Die USA wollen in Wahrheit nur Frieden: So stellt es zumindest Präsident Donald Trump dar, obwohl er die USA mit der Anordnung eines Luftangriffs im Irak gerade an den Rand eines Kriegs manövriert hat. Am Samstag trauerten im Iran und im Irak Tausende um den von US-Kräften getöteten iranischen Top-General Ghassem Soleimani. Danach wird die Wut kommen – der Iran hat bereits "schwere Rache" angekündigt. Trumps Luftangriff hat eine Eskalationsspirale angestoßen, die nur schwer zu stoppen sein dürfte. Einige Experten sprechen vom riskantesten Manöver amerikanischer Nahost-Politik seit dem Einmarsch im Irak 2003 – und das zehn Monate vor der US-Wahl.
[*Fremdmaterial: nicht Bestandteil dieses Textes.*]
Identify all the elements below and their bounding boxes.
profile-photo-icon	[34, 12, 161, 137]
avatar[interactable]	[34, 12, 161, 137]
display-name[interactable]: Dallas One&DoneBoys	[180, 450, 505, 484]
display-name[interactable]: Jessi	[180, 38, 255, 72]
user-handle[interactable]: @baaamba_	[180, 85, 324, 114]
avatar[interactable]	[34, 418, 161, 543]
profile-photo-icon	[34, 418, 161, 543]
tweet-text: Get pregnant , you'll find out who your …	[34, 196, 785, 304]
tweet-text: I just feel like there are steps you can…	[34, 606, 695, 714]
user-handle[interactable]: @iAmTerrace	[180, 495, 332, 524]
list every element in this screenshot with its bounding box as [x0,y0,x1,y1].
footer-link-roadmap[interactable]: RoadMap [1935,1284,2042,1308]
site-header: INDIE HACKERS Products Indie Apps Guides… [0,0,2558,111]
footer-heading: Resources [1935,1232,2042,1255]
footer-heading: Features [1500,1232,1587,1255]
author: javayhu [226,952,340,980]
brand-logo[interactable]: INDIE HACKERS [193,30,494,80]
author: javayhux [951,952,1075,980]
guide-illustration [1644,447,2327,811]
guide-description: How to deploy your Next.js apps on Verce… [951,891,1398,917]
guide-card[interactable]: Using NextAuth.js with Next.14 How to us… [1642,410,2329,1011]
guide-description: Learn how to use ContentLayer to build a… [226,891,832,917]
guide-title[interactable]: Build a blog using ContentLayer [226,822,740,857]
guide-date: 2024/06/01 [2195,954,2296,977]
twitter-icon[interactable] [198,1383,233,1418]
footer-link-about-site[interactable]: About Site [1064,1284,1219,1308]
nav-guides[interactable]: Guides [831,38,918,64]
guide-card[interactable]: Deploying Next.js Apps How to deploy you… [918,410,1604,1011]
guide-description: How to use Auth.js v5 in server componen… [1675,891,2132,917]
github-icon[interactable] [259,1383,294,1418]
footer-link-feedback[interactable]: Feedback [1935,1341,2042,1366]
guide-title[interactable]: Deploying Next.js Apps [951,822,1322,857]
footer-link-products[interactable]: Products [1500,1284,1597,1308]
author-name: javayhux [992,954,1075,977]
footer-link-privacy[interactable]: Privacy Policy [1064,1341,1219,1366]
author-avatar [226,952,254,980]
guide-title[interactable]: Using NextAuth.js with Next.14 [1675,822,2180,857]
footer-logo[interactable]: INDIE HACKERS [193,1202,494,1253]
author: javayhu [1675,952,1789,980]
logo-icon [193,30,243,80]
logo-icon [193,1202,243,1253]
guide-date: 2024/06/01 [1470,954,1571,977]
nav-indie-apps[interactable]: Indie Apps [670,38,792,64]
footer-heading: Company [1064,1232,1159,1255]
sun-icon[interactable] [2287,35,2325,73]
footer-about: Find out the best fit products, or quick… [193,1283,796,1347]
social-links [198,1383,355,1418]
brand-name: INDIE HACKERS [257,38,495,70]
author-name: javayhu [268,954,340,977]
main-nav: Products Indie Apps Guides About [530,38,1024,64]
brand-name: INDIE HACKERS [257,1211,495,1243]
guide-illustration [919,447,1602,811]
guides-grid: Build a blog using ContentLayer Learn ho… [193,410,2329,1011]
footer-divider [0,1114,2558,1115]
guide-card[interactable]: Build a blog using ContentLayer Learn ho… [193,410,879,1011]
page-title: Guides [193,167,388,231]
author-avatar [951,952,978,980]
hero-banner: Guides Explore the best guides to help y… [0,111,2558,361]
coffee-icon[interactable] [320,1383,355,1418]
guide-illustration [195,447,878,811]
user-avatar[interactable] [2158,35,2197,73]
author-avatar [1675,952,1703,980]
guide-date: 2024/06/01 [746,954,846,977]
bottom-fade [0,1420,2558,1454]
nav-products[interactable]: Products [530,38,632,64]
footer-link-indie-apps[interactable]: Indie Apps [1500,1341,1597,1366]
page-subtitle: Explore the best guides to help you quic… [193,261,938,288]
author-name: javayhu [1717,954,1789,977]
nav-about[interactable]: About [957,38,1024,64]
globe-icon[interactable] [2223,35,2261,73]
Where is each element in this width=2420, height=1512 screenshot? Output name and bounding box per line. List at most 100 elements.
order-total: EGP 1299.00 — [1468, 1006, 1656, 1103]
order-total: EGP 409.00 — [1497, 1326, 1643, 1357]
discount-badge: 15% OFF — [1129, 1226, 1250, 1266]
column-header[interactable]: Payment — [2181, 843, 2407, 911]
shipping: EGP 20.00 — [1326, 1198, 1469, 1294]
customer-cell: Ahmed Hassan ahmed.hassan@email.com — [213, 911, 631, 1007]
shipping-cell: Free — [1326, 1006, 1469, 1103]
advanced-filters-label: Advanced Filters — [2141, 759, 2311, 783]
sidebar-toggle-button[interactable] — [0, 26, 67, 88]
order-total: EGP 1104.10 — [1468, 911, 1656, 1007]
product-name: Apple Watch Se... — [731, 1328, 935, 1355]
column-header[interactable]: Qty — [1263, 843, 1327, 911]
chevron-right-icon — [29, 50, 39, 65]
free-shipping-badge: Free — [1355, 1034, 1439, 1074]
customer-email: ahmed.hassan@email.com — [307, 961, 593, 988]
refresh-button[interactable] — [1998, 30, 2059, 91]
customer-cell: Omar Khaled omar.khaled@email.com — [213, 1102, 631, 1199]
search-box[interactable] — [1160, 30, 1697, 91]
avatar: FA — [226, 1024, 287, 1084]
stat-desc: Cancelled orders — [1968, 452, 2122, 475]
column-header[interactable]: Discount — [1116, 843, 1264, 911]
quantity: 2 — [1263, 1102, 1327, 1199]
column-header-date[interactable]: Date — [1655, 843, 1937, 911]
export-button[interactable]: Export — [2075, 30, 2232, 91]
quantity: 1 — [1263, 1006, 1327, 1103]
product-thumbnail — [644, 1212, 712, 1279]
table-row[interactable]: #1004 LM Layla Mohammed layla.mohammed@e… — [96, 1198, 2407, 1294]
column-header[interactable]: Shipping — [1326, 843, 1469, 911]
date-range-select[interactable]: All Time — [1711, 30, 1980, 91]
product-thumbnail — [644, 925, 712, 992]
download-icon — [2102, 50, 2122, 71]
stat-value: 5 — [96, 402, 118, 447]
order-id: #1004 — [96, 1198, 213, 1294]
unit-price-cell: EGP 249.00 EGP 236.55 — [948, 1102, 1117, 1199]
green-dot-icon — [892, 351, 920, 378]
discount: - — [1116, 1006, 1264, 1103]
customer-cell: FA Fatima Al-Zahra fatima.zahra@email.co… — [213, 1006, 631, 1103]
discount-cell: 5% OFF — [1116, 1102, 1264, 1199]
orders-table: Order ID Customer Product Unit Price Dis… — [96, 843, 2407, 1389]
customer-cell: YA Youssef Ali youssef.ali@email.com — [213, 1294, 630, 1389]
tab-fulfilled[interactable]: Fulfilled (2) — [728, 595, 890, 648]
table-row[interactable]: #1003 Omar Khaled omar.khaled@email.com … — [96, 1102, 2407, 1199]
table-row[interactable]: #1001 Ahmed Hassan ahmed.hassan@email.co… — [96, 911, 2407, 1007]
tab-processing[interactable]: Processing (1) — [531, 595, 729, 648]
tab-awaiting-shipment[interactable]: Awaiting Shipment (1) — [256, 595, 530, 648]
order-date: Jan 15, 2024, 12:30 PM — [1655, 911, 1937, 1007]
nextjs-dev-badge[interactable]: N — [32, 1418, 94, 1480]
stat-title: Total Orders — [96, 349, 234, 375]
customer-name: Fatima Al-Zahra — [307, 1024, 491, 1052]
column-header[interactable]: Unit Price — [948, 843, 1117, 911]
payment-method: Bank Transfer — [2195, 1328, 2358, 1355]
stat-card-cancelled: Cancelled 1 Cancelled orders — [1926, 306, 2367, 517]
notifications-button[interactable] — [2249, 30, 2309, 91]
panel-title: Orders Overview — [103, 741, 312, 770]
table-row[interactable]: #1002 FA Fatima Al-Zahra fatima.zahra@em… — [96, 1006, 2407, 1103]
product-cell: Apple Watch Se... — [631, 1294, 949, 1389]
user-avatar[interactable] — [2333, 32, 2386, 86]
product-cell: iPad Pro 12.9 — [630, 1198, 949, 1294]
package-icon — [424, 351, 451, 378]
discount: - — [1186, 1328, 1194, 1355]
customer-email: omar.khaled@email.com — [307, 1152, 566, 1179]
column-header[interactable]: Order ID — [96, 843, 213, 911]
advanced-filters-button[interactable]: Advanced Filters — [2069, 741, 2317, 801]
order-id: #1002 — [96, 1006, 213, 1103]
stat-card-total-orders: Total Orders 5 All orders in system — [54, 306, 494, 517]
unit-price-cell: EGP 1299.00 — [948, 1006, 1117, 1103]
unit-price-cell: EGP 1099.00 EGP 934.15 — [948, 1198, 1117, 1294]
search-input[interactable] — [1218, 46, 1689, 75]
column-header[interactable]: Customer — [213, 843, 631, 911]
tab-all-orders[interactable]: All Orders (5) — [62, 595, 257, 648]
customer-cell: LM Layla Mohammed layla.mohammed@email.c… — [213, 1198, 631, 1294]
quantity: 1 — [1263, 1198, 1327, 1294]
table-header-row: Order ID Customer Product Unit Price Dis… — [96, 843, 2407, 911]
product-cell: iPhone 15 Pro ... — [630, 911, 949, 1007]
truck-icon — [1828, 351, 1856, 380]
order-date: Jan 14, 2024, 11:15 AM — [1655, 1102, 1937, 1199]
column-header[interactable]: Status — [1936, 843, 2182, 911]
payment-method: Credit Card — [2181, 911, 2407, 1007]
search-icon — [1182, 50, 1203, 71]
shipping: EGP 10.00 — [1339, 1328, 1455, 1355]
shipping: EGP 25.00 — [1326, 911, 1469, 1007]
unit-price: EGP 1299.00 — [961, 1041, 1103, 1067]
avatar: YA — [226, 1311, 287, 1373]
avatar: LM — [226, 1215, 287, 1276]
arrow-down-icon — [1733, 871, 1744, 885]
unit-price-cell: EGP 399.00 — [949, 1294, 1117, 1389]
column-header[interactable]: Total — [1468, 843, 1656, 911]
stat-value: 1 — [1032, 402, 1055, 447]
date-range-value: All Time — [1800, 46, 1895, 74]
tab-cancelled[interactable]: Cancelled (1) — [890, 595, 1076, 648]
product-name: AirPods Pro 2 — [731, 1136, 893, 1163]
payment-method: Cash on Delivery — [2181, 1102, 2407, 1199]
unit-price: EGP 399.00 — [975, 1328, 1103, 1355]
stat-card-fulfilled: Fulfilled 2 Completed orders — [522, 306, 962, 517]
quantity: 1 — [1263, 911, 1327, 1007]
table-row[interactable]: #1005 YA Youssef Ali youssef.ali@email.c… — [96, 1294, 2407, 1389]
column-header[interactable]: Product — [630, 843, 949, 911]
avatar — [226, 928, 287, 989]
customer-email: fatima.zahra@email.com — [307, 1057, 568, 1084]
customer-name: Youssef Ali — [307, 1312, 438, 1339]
Als Wahlkämpfer vertritt Trump schon seit 2016 eine klare Botschaft: Er wolle die endlosen Kriege im Nahen Osten beenden und die US-Soldaten endlich nach Hause bringen. Doch als Präsident hat er immer mehr Truppen in die Region geschickt, um den Iran im Zaum zu halten. Allein diese Woche ordnete er die Verlegung von rund 4.000 zusätzlichen Soldaten an. Obwohl der Republikaner Trump sich gerne als starker Oberkommandierender darstellt, überlässt er die Ankündigung der Entsendung neuer Truppen seinen Ministern: Mit Blick auf die Präsidentenwahl im November scheint er keine leicht im Internet verbreitbaren Videoschnipsel zu wollen, die zeigen, wie er immer mehr Soldaten in den Nahen Osten beordert.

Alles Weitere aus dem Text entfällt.